Igreja rejeita diálogo na Nicarágua e governo atribui violência a "conspiração"

Manágua, 31 Mai 2018 (AFP) - A Igreja católica da Nicarágua rechaçou nesta quinta-feira mediar o diálogo entre el governo e a oposição para acabar com as protestos no país, após um dia de confrontos que deixaram 11 mortos e que elevam para quase 100 o número de mortos em um mês e meio.

A Conferência Episcopal da Nicarágua (CEN) anunciou que não retomará o diálogo em busca de uma saída para crise no país enquanto "o povo continuar sendo reprimido e assassinado".

O anúncio chega depois de uma quarta-feira violenta, em que, segundo a polícia de Nicarágua houve 15 mortos por armas de fogo e 199 feridos nos confrontos entre a noite de quarta-feira e a madrugada de quinta em Manágua, Masaya (sudeste da capital), Estelí (norte) e Chinandega (noroeste).

Mais cedo, um informe preliminar do Centro Nicaraguense de Direitos Humanos (CENIDH) apontou 11 mortos e 79 feridos nas cidades de Manágua, León e Masaya.

Na quarta-feira, houve pânico quando um grande protesto opositor chegou à Universidade Centro-americana (UCA) e precisou buscar refúgio em estabelecimentos comerciais e na Catedral por causa dos disparos vindos das forças de seguranças e grupos simpatizantes ao governo de Daniel Ortega, que pouco antes assegurou que não deixará o cargo.

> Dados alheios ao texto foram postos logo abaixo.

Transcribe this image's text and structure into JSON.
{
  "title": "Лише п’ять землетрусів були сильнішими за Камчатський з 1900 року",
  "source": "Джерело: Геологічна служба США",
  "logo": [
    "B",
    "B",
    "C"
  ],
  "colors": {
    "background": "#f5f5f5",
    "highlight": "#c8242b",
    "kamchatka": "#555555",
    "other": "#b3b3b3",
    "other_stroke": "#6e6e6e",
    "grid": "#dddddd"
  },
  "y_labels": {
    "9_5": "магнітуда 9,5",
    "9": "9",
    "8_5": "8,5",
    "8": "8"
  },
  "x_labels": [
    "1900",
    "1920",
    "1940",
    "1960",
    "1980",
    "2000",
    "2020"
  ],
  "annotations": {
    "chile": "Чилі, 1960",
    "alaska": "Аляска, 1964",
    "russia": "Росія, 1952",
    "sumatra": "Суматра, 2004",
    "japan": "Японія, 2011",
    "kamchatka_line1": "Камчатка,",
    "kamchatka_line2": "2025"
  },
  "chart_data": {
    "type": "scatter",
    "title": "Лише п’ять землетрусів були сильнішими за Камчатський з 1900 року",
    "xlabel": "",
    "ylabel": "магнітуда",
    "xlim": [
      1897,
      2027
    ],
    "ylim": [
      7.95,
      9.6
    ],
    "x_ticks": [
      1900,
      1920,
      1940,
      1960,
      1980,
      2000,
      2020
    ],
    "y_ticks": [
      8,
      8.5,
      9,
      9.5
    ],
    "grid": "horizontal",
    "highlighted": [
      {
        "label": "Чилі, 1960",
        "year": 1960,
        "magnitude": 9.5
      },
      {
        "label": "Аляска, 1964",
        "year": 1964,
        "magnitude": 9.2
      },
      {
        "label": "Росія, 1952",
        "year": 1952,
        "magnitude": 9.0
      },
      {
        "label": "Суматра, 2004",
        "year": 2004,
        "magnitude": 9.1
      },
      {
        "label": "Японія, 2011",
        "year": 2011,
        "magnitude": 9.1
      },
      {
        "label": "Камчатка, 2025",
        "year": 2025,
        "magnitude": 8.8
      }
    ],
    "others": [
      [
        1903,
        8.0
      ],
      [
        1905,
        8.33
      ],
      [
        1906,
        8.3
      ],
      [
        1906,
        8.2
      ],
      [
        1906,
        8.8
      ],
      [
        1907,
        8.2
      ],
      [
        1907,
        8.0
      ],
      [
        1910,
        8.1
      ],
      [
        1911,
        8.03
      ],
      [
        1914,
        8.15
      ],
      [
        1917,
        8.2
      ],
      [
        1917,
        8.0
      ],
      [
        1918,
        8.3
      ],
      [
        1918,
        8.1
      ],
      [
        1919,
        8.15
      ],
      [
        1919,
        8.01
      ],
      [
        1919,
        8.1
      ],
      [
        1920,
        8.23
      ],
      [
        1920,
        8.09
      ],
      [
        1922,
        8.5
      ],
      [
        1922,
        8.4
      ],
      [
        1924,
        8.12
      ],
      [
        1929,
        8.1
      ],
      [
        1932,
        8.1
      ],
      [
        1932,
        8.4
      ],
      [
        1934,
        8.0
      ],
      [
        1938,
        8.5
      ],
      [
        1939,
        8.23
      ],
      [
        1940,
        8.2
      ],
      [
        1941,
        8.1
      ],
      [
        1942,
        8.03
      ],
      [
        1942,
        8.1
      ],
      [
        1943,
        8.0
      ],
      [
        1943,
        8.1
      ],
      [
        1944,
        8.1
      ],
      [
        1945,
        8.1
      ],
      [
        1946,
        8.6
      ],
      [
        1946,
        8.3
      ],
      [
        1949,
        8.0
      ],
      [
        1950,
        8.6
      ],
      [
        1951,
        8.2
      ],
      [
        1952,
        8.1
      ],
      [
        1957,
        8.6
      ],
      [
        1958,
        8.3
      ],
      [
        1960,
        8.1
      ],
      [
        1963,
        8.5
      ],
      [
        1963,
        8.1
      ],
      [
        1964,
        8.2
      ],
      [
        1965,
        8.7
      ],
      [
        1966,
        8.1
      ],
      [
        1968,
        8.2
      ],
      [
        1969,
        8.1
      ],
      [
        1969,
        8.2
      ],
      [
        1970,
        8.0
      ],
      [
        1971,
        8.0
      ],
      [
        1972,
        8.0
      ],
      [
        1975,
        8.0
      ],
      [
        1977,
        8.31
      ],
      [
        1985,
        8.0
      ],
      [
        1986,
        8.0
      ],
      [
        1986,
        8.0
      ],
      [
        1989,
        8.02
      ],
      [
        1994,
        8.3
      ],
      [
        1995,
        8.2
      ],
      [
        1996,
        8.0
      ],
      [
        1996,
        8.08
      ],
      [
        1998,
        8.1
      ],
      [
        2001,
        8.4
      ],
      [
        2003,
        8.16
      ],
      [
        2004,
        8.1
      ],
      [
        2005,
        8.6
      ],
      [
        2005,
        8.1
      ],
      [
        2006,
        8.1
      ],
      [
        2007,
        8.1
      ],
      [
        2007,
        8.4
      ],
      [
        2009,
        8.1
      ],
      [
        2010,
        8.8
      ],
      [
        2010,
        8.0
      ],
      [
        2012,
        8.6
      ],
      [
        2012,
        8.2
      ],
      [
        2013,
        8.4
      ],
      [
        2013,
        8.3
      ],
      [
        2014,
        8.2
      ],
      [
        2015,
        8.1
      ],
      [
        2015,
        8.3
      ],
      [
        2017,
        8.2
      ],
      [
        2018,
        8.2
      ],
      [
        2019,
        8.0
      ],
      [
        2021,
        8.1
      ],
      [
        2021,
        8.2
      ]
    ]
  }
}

Esses confrontos são os mais violentos da capital e elevam para 98 o número de mortos desde o começo dos protestos no dia 18 de abril.

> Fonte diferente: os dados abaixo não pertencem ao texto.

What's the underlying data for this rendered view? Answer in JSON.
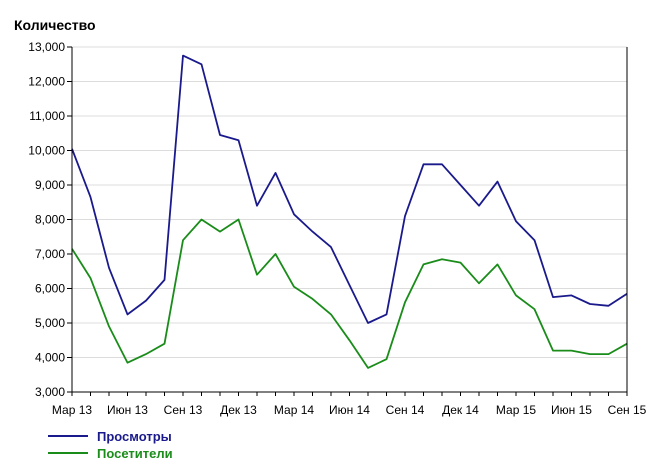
{
  "chart_data": {
    "type": "line",
    "title": "",
    "ylabel": "Количество",
    "xlabel": "",
    "ylim": [
      3000,
      13000
    ],
    "yticks": [
      3000,
      4000,
      5000,
      6000,
      7000,
      8000,
      9000,
      10000,
      11000,
      12000,
      13000
    ],
    "ytick_labels": [
      "3,000",
      "4,000",
      "5,000",
      "6,000",
      "7,000",
      "8,000",
      "9,000",
      "10,000",
      "11,000",
      "12,000",
      "13,000"
    ],
    "x_ticks": [
      {
        "index": 0,
        "label": "Мар 13"
      },
      {
        "index": 3,
        "label": "Июн 13"
      },
      {
        "index": 6,
        "label": "Сен 13"
      },
      {
        "index": 9,
        "label": "Дек 13"
      },
      {
        "index": 12,
        "label": "Мар 14"
      },
      {
        "index": 15,
        "label": "Июн 14"
      },
      {
        "index": 18,
        "label": "Сен 14"
      },
      {
        "index": 21,
        "label": "Дек 14"
      },
      {
        "index": 24,
        "label": "Мар 15"
      },
      {
        "index": 27,
        "label": "Июн 15"
      },
      {
        "index": 30,
        "label": "Сен 15"
      }
    ],
    "point_count": 31,
    "grid": "horizontal",
    "legend_position": "bottom-left",
    "series": [
      {
        "name": "Просмотры",
        "color": "#1a1a8c",
        "values": [
          10050,
          8650,
          6600,
          5250,
          5650,
          6250,
          12750,
          12500,
          10450,
          10300,
          8400,
          9350,
          8150,
          7650,
          7200,
          6100,
          5000,
          5250,
          8100,
          9600,
          9600,
          9000,
          8400,
          9100,
          7950,
          7400,
          5750,
          5800,
          5550,
          5500,
          5850
        ]
      },
      {
        "name": "Посетители",
        "color": "#1a8c1a",
        "values": [
          7150,
          6300,
          4900,
          3850,
          4100,
          4400,
          7400,
          8000,
          7650,
          8000,
          6400,
          7000,
          6050,
          5700,
          5250,
          4500,
          3700,
          3950,
          5600,
          6700,
          6850,
          6750,
          6150,
          6700,
          5800,
          5400,
          4200,
          4200,
          4100,
          4100,
          4400
        ]
      }
    ]
  }
}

Durante os incidentes também foram queimadas instalações da emissora do governo Radio Ya e uma cooperativa de crédito rural. A fachada do estádio nacional de beisebol foi destruída.

Também foram atacados o canal opositor 100% Noticias e os estúdios de transmissão da também opositora radio Darío, em León, segundo seus proprietários.

Em comunicado, o governo afirmou que esses atos obedecem a grupos de oposição com "agendas políticas específicas" que buscam "aterrorizar" a população, no que chamou de "conspiração".

"Não existem forças de choque nem grupos paramilitares simpáticos ao governo, motivo pelo qual não podemos aceitar que se nos acusem de acontecimentos dolorosos e trágicos que não provocamos, que jamais provocaremos", segundo o texto do governo do presidente Daniel Ortega.

O secretário geral da OEA, Luis Almagro, pediu nesta quinta-feira ao governo de Daniel Ortega que pare com a repressão a seus opositores.

"Condenamos os assassinatos cometidos ontem pelas forças repressivas e pelos grupos armados e nos solidarizamos com os familiares das vítimas. Pedimos ao Estado que detenha a violência desses fatores repressivos", disse Almagro em um vídeo publicado no site da Organização dos Estados Americanos (OEA).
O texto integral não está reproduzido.